I had a waterbirth on Fri 3rd June and would highly recommend it. I was keeping an open mind about pain relief and thought I would try it but was ready to jump out for an epidural if needed! I went to hospital at 10.30am, found I was 5cms, got into the pool at around 3pm with my own music playing and had my beautiful DS, Rudy, at 5.54pm (7lbs 13oz - 17 days early!). I had gas and air throughout, apart from when pushing, and despite a few panicky moments when I thought I couldnt push him out, DP and my mum said it was very calm (although it didnt feel like that to me at the time!). It was very bloody in the water at the end but the midwife said I had moderate - high blood loss so you may not have a similar experience to me but more like CalmInsomniac above. I had a 2nd degree tear with just two stitches and was out of hospital by 5pm on Saturday. I can honestly say the labour (which I was dreading and anxious about) could not have gone better and I firmly believe the water was the thing that got me through. If I have any more children I would definately try for a waterbirth.
1) No, not for us - though we did have sex the day before LO arrived so make of that what you will. She was born at 39+6, a day early.
2) Home water birth with 1st and only baby. Whole labour was about 2.5 hours. Water didn't go red but there were a few floaty bits (from my waters breaking) and some blood - I didn't lose much though, only 50ml according to my notes. To be honest, we didn't really notice - the birth of our beautiful daughter was kind of distracting! No pain relief needed except the warm water which was bliss and yes it took away almost all the pain of the contractions. The crowning stung a bit but not too bad, just a very odd feeling when baby started moving and turning around as she emerged! I didn't tear.
2. Er yes - lots of blood came out just after the baby and it looked "like a shark attack" but you do get a lovely clean baby - there was no blood on him at all!
Oh dear, does DP know there is likely to be POO as well? I hope he doesn't pass out on you
I had a water birth last July & I'm hoping to do the same again in August. I found the water very soothing & it helped a bit with the pain. Not too much mess either. Go for it!
I've had two water births. Neither of them were too messy really. No more so than on land, anyway.
DH was adamant that he wasn't getting in with me. 'No speedos'!

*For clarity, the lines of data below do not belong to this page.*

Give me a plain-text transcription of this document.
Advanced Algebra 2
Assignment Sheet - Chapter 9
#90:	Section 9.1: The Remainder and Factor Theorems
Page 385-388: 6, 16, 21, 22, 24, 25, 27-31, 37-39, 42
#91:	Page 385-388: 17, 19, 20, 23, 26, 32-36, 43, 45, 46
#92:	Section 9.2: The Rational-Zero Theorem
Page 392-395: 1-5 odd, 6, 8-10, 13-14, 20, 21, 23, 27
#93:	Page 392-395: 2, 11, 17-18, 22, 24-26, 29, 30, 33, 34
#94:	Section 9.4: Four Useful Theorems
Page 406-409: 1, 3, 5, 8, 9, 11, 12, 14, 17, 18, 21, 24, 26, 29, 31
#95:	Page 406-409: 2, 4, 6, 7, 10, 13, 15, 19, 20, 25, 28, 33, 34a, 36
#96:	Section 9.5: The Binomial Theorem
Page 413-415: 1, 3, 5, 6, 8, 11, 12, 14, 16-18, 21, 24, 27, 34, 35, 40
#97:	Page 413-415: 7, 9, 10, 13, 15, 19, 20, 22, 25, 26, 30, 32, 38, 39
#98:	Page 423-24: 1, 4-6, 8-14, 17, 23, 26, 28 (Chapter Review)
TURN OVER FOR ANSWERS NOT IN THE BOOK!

Only trouble was, the photos afterwards did indeed confirm that there wasn't just water and blood in there [barf]
I had a waterbirth - very similar experience to CalmInsomniac. The water stayed clear and I only noticed blood on the bottom of the pool when I got out. I've only given birth once so can't compare it to anything else but the thought of doing it without the support of the water underneath me doesn't appeal. Think everyone is right about your DP needing to come to terms with the fact that there will me a litlle mess... Good luck (go for it)
I also had a waterbirth and for me the water was clear right up until DD was fully out. Then the water did go red with blood but tbh DH and I were far too busy marvelling at brand new DD (who was scrunched up and mauve!) to notice.
FWIW, DH wasn't worried about finding the blood etc. disgusting as such (or so he said!) but was more worried of feeling squeamish - but he said afterwards that when it came down to it, the whole experience seemed totally normal and natural, and he was even able to cope with seeing the placenta coming out etc.
I've had three waterbirths all of which started shortly after sex with nipple stimulation to try and get things going.
With dc1 & 3 water didn't go red, with dc2 it went very red. Can be quite gross really I mean anything that might end up in the toilet could end up in the pool, but it really helps you to relax!
2) had 2 waterbirth. with DC1 I bleed quite a bit and the water had a quite a pinkish tinge. with DC2 I hardly bled and the water as crystal clear...
water did not help with the pain but help me to change position.
your DP sounds strange - what does he think childbirth is like? and does he think there won't be blood if you give birth on land?